THURSDAY, Dec. 27 (HealthDay News) -- In the United States, the general population only meets the recommended cancer screening goals for colorectal cancer, while cancer survivors meet all requirements except for cervical cancer screening, according to a study published online Dec. 27 in Frontiers in Cancer Epidemiology and Prevention.

Tainya C. Clarke, M.P.H., from the University of Miami, and colleagues examined trends in adherence to recommended screening in the United States. The Healthy People 2010 goals were used as a measure of desired adherence. Adherence to cancer screening was examined using National Health Interview Survey data from 1997 to 2010 for 174,393 participants aged 18 years or older. The analyses included 119,374 adults with no cancer history, representing 100 million working Americans, and 7,528 working cancer survivors, representing 3.8 million U.S. workers.

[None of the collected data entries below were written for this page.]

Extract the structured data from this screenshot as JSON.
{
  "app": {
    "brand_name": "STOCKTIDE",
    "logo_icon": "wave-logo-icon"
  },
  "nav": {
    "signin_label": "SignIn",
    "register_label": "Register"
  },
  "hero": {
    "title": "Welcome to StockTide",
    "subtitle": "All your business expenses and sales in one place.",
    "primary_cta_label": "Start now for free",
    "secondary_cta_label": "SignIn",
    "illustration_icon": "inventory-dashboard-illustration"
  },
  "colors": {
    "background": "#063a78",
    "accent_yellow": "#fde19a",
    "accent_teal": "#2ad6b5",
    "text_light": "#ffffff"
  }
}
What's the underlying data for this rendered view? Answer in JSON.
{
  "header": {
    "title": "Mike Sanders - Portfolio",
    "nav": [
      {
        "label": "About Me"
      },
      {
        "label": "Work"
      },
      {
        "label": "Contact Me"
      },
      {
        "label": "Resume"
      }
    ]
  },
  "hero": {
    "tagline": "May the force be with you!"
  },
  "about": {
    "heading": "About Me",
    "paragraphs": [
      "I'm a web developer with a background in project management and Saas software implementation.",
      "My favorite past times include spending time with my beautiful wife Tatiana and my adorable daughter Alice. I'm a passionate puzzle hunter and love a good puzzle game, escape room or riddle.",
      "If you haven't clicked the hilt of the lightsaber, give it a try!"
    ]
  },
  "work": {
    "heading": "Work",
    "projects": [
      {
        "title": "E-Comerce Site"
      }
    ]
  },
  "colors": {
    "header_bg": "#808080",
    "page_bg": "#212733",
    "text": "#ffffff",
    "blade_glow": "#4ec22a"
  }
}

The researchers found that, in the U.S. population, with the exception of the Healthy People 2010 goal for colorectal screening, all other recommended cancer screenings decreased during the study period. The Healthy People 2010 goals were met by cancer survivors for all screening exams, except cervical cancer screening. Compared with the general population, cancer survivors had elevated screening rates. Compared with blue collar survivors, higher screening rates were found among white-collar and service occupations.

"[Cancer survivors] also illustrated a downward trend for most screenings in the last three years of the study period," the authors write. "This declining trend foreshadows a future negative impact on mortality from cancers of the breast and cervix as well as increased morbidity associated with a later diagnosis of prostate cancer."